Partiti con un’equipe guidata dal prof. Giovanni Francesco Marangi, chirurgo plastico e professore associato del Campus biomedico di Roma originario di Martina Franca, formata da tre specialisti, il Professore, la dott.ssa Silvia Ciarrocchi e il dott. Luca Savani, due specializzandi ( uno del Campus e uno dell’Università di Padova), sono riusciti a operare quaranta pazienti in quindici giorni dalle patologie più disparate in un ospedale in Kenya, il Ng’othi North kinangop catholic hospital, che si trova a due ore (circa trecento chilometri) da Nairobi.
I pazienti, adulti e bambini, tutti in condizioni di estrema povertà, riportavano ferite da ustione ( in gran parte incidenti domestici), ferite profonde da esiti di ustioni e malformazioni a seguito di ustioni mal trattate, agli arti alle falangi alle mani e alle braccia, ulcere da decubito. L’attività dei chirurghi è quindi consistita in ricostruzioni con lembi e innesti e altre risoluzioni di situazioni invalidanti, come gigantomastie.
La struttura sanitaria ha operato in un contesto difficile e rurale che, tuttavia, rappresenta un punto di riferimento al quale lavorano stabilmente circa dieci medici per un’area vastissima, Per garantire le cure, l’ospedale si appoggia a supporti di équipe e di aiuti provenienti dall’esterno.
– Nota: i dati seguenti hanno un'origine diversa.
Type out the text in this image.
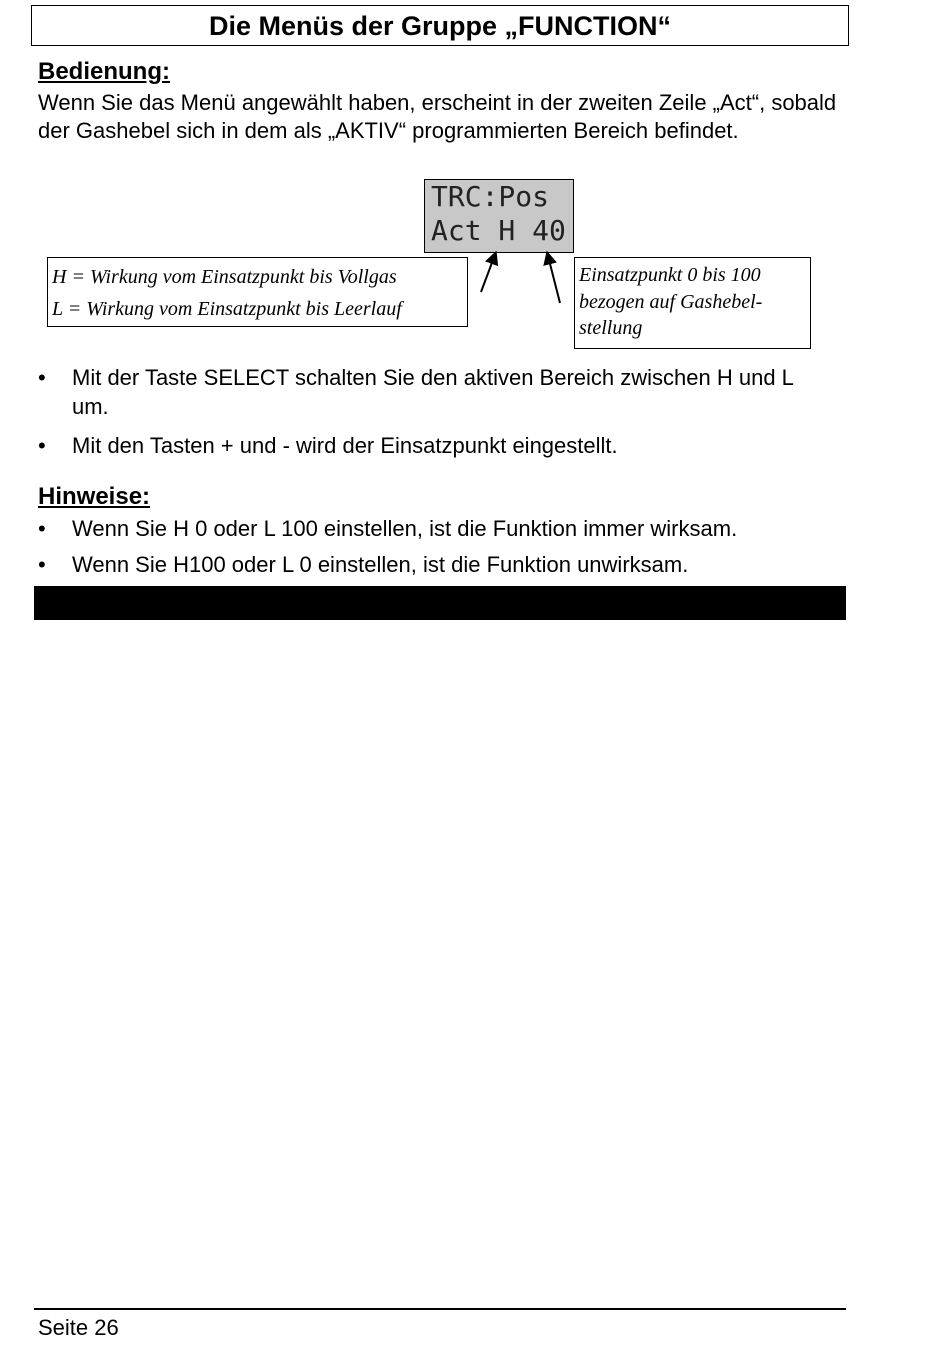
Die Menüs der Gruppe „FUNCTION“
Bedienung:
Wenn Sie das Menü angewählt haben, erscheint in der zweiten Zeile „Act“, sobald der Gashebel sich in dem als „AKTIV“ programmierten Bereich befindet.
TRC:Pos
Act H 40
H = Wirkung vom Einsatzpunkt bis Vollgas
L = Wirkung vom Einsatzpunkt bis Leerlauf
Einsatzpunkt 0 bis 100 bezogen auf Gashebel-stellung
• Mit der Taste SELECT schalten Sie den aktiven Bereich zwischen H und L um.
• Mit den Tasten + und - wird der Einsatzpunkt eingestellt.
Hinweise:
• Wenn Sie H 0 oder L 100 einstellen, ist die Funktion immer wirksam.
• Wenn Sie H100 oder L 0 einstellen, ist die Funktion unwirksam.
Seite 26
Per questo motivo, i pazienti affrontano spesso viaggi molto lunghi, arrivando a percorrere anche quattrocento chilometri per raggiungere l’ospedale ed essere curati, quando già magari le condizioni sono critiche.
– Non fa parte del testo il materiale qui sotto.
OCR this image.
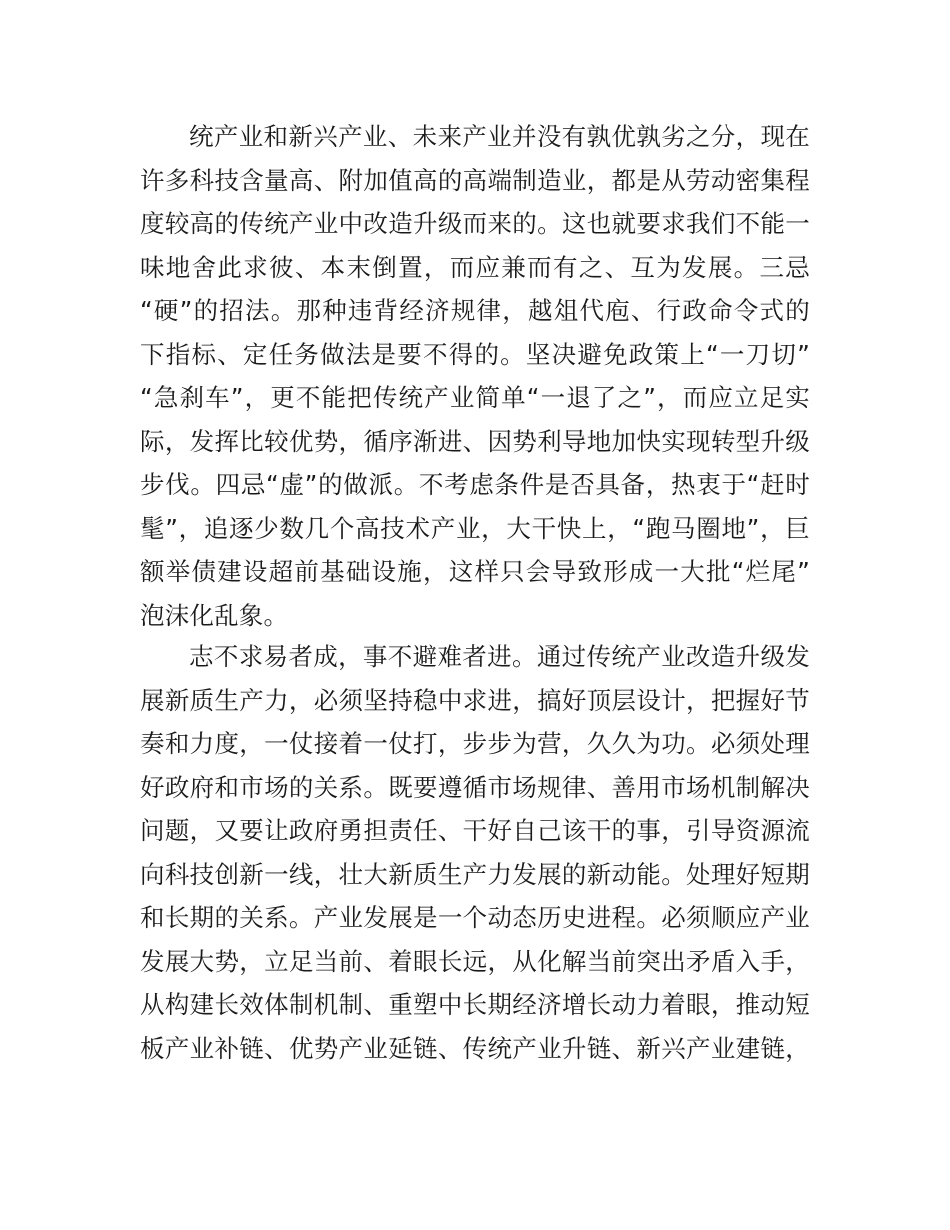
统产业和新兴产业、未来产业并没有孰优孰劣之分，现在
许多科技含量高、附加值高的高端制造业，都是从劳动密集程
度较高的传统产业中改造升级而来的。这也就要求我们不能一
味地舍此求彼、本末倒置，而应兼而有之、互为发展。三忌
“硬”的招法。那种违背经济规律，越俎代庖、行政命令式的
下指标、定任务做法是要不得的。坚决避免政策上“一刀切”
“急刹车”，更不能把传统产业简单“一退了之”，而应立足实
际，发挥比较优势，循序渐进、因势利导地加快实现转型升级
步伐。四忌“虚”的做派。不考虑条件是否具备，热衷于“赶时
髦”，追逐少数几个高技术产业，大干快上，“跑马圈地”，巨
额举债建设超前基础设施，这样只会导致形成一大批“烂尾”
泡沫化乱象。
志不求易者成，事不避难者进。通过传统产业改造升级发
展新质生产力，必须坚持稳中求进，搞好顶层设计，把握好节
奏和力度，一仗接着一仗打，步步为营，久久为功。必须处理
好政府和市场的关系。既要遵循市场规律、善用市场机制解决
问题，又要让政府勇担责任、干好自己该干的事，引导资源流
向科技创新一线，壮大新质生产力发展的新动能。处理好短期
和长期的关系。产业发展是一个动态历史进程。必须顺应产业
发展大势，立足当前、着眼长远，从化解当前突出矛盾入手，
从构建长效体制机制、重塑中长期经济增长动力着眼，推动短
板产业补链、优势产业延链、传统产业升链、新兴产业建链，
La chirurgia che non serve ad apparire ma ad aiutare
La dottoressa Ciarrocchi : “C’è una chirurgia che non è fatta per apparire ma per portare solidarietà e aiuti a chi non può accedere alle cure con facilità ”. È stata un’esperienza bellissima, di volontariato, emozionante: le persone per arrivare al Centro (dove la Chirurgia plastica non c’è) anche con mezzi di fortuna hanno impiegato 4 ore per arrivare I bambini sarebbero rimasti con queste ustioni a vita.”